Am nächsten Morgen wachten wir früh auf, voller Vorfreude auf das, was kommen würde. Kopfhohe Wellen zogen über die Bucht, von einer leichten ablandigen Brise gepeitscht. Die Situation fühlte sich wie ein Traum an … 20 Meter vom Strand zum Startplatz paddeln. Eine Welle erwischen. 200 Meter über die Bucht surfen. Zurück zum Strand laufen und das Ganze immer und immer wieder wiederholen. Ohne Handyempfang und fernab von den Ablenkungen des modernen Lebens gewöhnten wir uns schnell an einen neuen Tagesablauf; angetrieben von den Elementen und inspiriert von der Natur. Unser Monat hier war ständig ausgefüllt mit Angeln, Surfen und Kochen. Wir surften diese Welle bei allen Gezeiten, Winden und Wellen. Mitten in der Wüste fühlte es sich fast so an, als hätten wir uns eine neue Gemeinschaft und ein neues Zuhause geschaffen.

Trotzdem machten wir uns auf den Weg, um die entlegensten und abgelegensten Gebiete Bajas zu erkunden, und der Reiz des Unbekannten trieb uns bald weiter.

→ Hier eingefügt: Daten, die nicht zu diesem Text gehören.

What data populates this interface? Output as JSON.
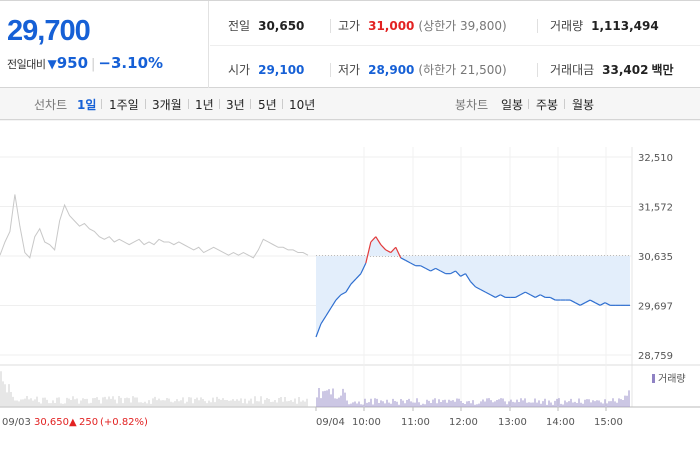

Wir hatten mit ein paar alten Baja-Bewohnern gesprochen, die uns von einem rechtsseitigen Sand-Pointbreak erzählten, der minutenlange Ritte ermöglichen sollte. Dieser Spot war der am weitesten entfernte im Wilden Westen Bajas, den wir je erreicht hatten. Aus einer zweistündigen Fahrt wurde schnell eine vierstündige Geländefahrt im Geländewagen. Gerade als unsere Tankanzeige sprunghaft zu sinken begann, tauchte in der Ferne eine große, sichelförmige Bucht auf. Wir verließen die Straße und fuhren am Strand entlang, bis wir ein kleines, verlassenes Fischercamp erreichten, das von der Landzunge geschützt war. Ein paar Fischer packten gerade ein Panga. Sie teilten uns mit, dass die Hummersaison gerade vorbei sei und wir daher völlig allein sein würden. 50 km von der nächsten Stadt entfernt, meilenweit niemand. Es war etwas beunruhigend, aber auch aufregend. Kojoten strichen über den Strand. Delfine spielten in der Brandung, und Wale tauchten direkt hinter der Bucht auf. Bei Ebbe hatten wir Gelegenheit, unser Abendessen zu finden. Muscheln versteckten sich in der Flutlinie direkt unter dem Sand und Miesmuscheln bedeckten die Felsen. Die Welle selbst war klein und erreichte nie mehr als hüfthoch. Die minutenlangen Ritte machten das jedoch schnell wieder wett. Sie boten Abschnitte für lange Nose-Rides und sanfte Cutbacks. Wir verbrachten hier vier wunderschöne Tage, bis die Dünung nachließ und wir uns auf die Reise Richtung Süden machten.

Wir leben als Nomaden auf der Halbinsel Baja California und surfen auf den besten Wellen unseres Lebens. Umgeben von Natur. Ein Leben auf das Wesentliche reduziert. Eine demütigende Erfahrung. Baja California bietet uns die Gelegenheit, über unsere Prioritäten nachzudenken und uns zu fragen, was wir wirklich zum Glück brauchen.